Мне хотелось запечатлеть в этом дневнике свое «я». Для Жан-Поля. Но когда я начал писать, я был уже неспособен сосредоточиться, мыслить последовательно, работать. Еще одна неосуществленная мечта.
Пускай так. Полнейшее безразличие, расползается, как масляное пятно.
15-е.
Генеральное наступление. Повсюду успех. Все фронты зашевелились разом. С тех пор как заговорили о мире, союзное командование пустилось во все тяжкие, словно хочет отыграться напоследок. Травля зверя в полном разгаре.
Сегодня немного получше. Пишу с удовольствием.
Заходил Вуазене. Напоминает Будду. Лицо плоское, широко расставленные глаза, веки тяжелые, выпуклые, округлые, похожие на мясистые лепестки цветов (магнолии, камелии), большой рот, толстые губы, еле шевелит ими при разговоре.
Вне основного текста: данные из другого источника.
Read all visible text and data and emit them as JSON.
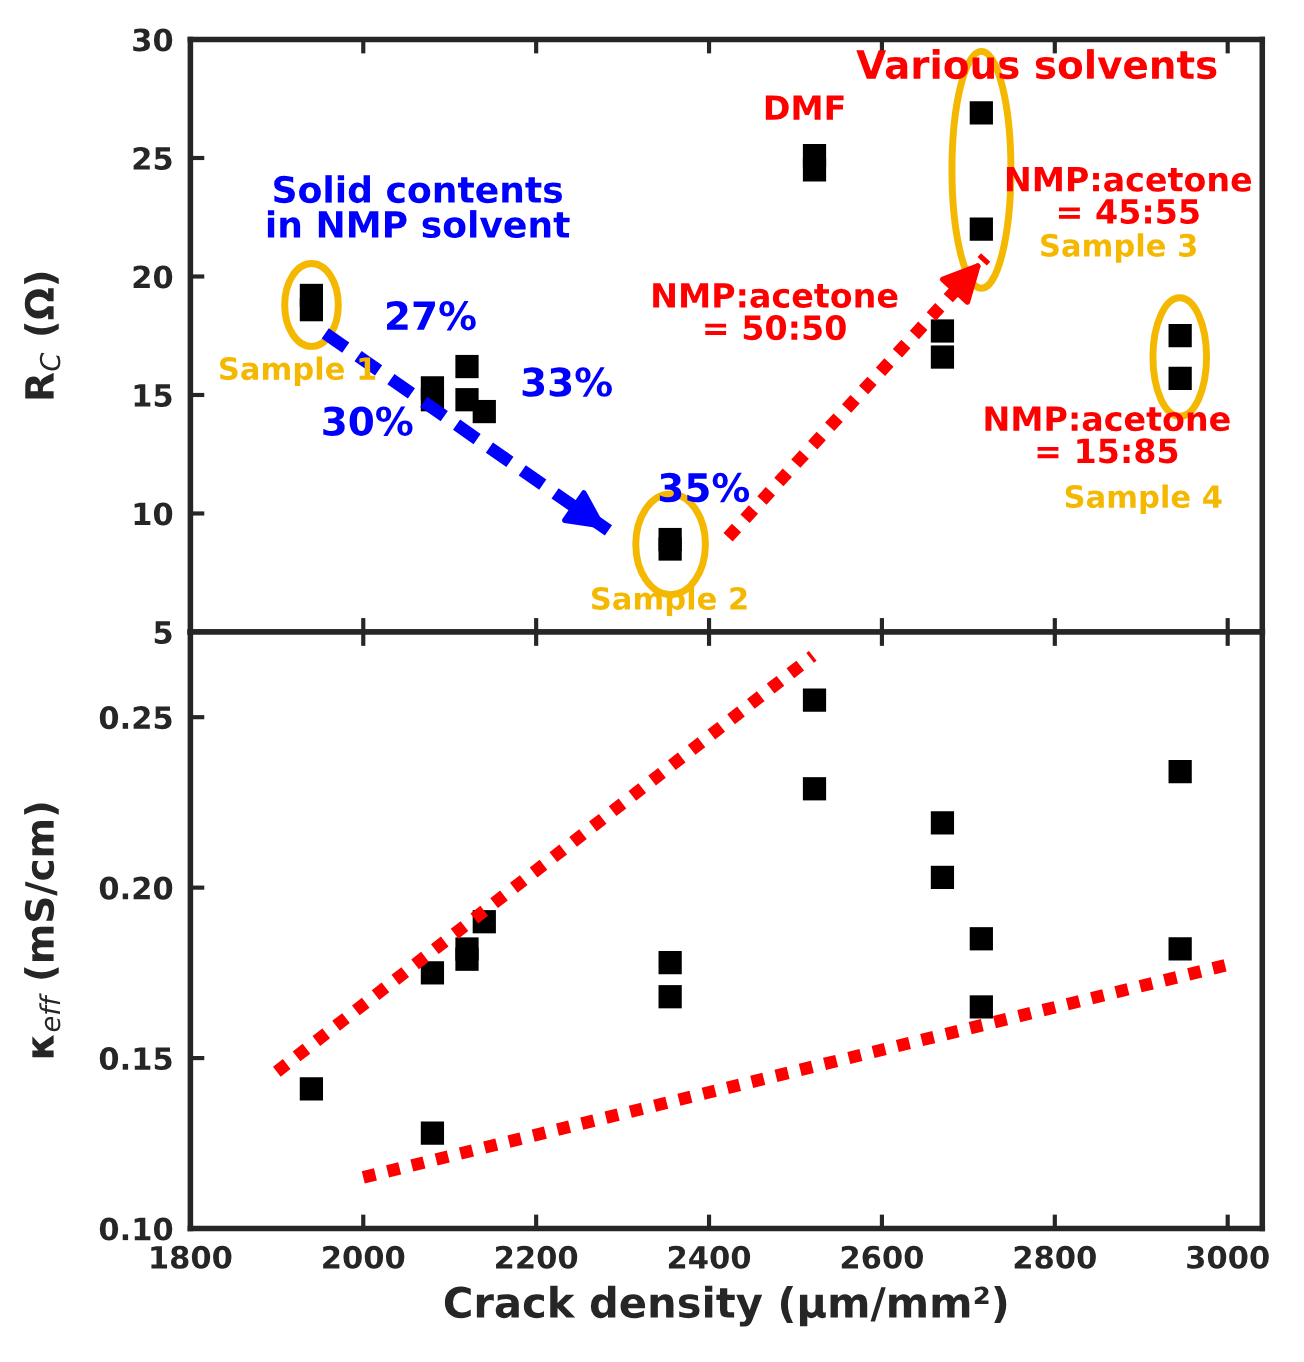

Лицо мудреца. Когда глядишь на него, становится спокойно. Какая-то фаталистическая безмятежность, что-то азиатское.
Ему якобы известны настроения, царящие в последнее время в генеральном штабе. Не предвещают ничего хорошего. Потери считаются ни во что с тех пор, как решили все надежды возложить на американскую помощь, которую полагают неисчерпаемой. И глухое сопротивление миру. Отвергнуть любые условия перемирия, захватить Германию, подписать мир в Берлине и т. д. Вуазене говорит: «Они мыслят категориями победы, вместо того чтобы думать об окончании войны». И все более открыто враждебны Вильсону. Уже твердят, что «четырнадцать пунктов»{176} выражают только личные взгляды Вильсона; что Антанта никогда не одобряла их официально и т. д. Вуазене напомнил мне, что с июля, со времени первых военных успехов, пресса (подцензурная) еще изредка говорит о Лиге наций, но уже никогда о Соединенных Штатах Европы.
Вечер.
Вуазене оставил мне несколько номеров «Юманите». Просто поразительно, какое жалкое зрелище{177} являют собой наши социалисты в глазах каждого, кто вдумался в американские послания. Тон узколобых сектантов. Ничего великого не может породить эта среда, эти люди. Социалистических политиков Европы следует отмести ко всем прочим обломкам старого мира. И выбросить на свалку вместе со всей остальной дрянью.
Социализм. Демократия. Думаю, что Филип, пожалуй, был прав: правительства победивших стран вряд ли откажутся от диктаторских замашек, приобретенных ими за эти четыре года. Империализм (империализм республиканский), представленный Клемансо, пожалуй, не так-то легко сдаст позиции! Быть может, очаг подлинного социализма в будущем возникнет для начала в побежденной Германии. Именно вследствие того, что она побеждена.